DANS LE JARDIN DE MON PERE
Certes, c'est une chose dont je ne devrais pas me vanter, mais, c'est un fait, je ne comprends pas toujours la poésie contemporaine, m'étant arrêté en matière poétique aux analyses des textes de Baudelaire, Verlaine, Apollinaire... en cours de français. A bien y regarder, je mettrais cela sur le compte d'une certaine fainéantise qui durant ma scolarité, justement, me tint à distance de tout résultat honorable en mathématiques, étant rétif à tout exercice de la pensée qui ne s'imposerait pas naturellement à moi. C'est une erreur, je le sais. N'est-il pas surprenant, au passage, de constater à quel point un vers et une équation peuvent parfois porter en eux la même poésie, la même beauté hermétique d'une chose parfaitement en équilibre, dont on perçoit la justesse et la solidité sans pouvoir pour autant se l'expliquer ? Mais est-il nécessaire de le faire ? Est-il besoin de décortiquer, de désosser jusqu'au dernier écrou, pour la comprendre, une mécanique d'apparence infaillible ? Ne peut-on pas se contenter de n'être rien de plus qu'un simple spectateur de la beauté des choses sans devenir pour autant un technicien de celle-ci?C'est dans cet état d'esprit que jeudi soir, je me suis rendu à la Maison de la poésie pour assister à la représentation de Dans le jardin de mon père de Claude Guerre qui, pour l'occasion de cette création, portait lui-même le texte sur scène.

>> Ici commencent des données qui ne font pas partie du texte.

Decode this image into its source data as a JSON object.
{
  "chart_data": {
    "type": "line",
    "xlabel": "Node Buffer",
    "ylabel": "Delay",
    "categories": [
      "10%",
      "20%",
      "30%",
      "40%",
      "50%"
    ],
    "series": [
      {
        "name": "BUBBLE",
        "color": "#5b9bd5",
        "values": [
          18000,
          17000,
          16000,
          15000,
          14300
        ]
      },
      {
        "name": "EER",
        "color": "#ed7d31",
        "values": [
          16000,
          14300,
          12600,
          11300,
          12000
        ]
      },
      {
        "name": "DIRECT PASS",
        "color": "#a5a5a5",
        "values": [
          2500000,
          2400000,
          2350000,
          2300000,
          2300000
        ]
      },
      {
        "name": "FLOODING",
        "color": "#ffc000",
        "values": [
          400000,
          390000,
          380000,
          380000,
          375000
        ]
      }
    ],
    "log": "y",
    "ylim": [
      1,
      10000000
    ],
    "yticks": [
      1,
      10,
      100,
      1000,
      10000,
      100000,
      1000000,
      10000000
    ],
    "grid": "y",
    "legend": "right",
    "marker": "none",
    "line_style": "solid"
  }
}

Le sujet, il faut le dire, m'avait interpellé, étant, à quelques variations près, celui du roman sur lequel je travaille actuellement : un homme retourne dans son village natal pour assister aux obsèques de sa mère. Rien de très original me direz-vous, et je vous le concède volontiers, mais l'important est le traitement que l'on en fait et les questions que l'on soulève à cette occasion. Je me méfie en effet beaucoup de la recherche de l'originalité du sujet, surtout lorsqu'elle constitue une fin en soi. Si elle ouvre parfois sur des horizons nouveaux, elle conduit le plus souvent sur le chemin de la simple distraction, écartant le créateur des objectifs qu'il s'était fixés. Sacrifier à l'originalité pour satisfaire l'auditoire au risque de se perdre en chemin. Personnellement, je m'émeus toujours devant une Vierge à l'enfant, motif pourtant éculé.
Dans le jardin de mon père, Claude Guerre du 26 novembre au 20 décembre 2009 à La Maison de la poésie à Paris. Le texte est publié aux éditions Pierre Mainard.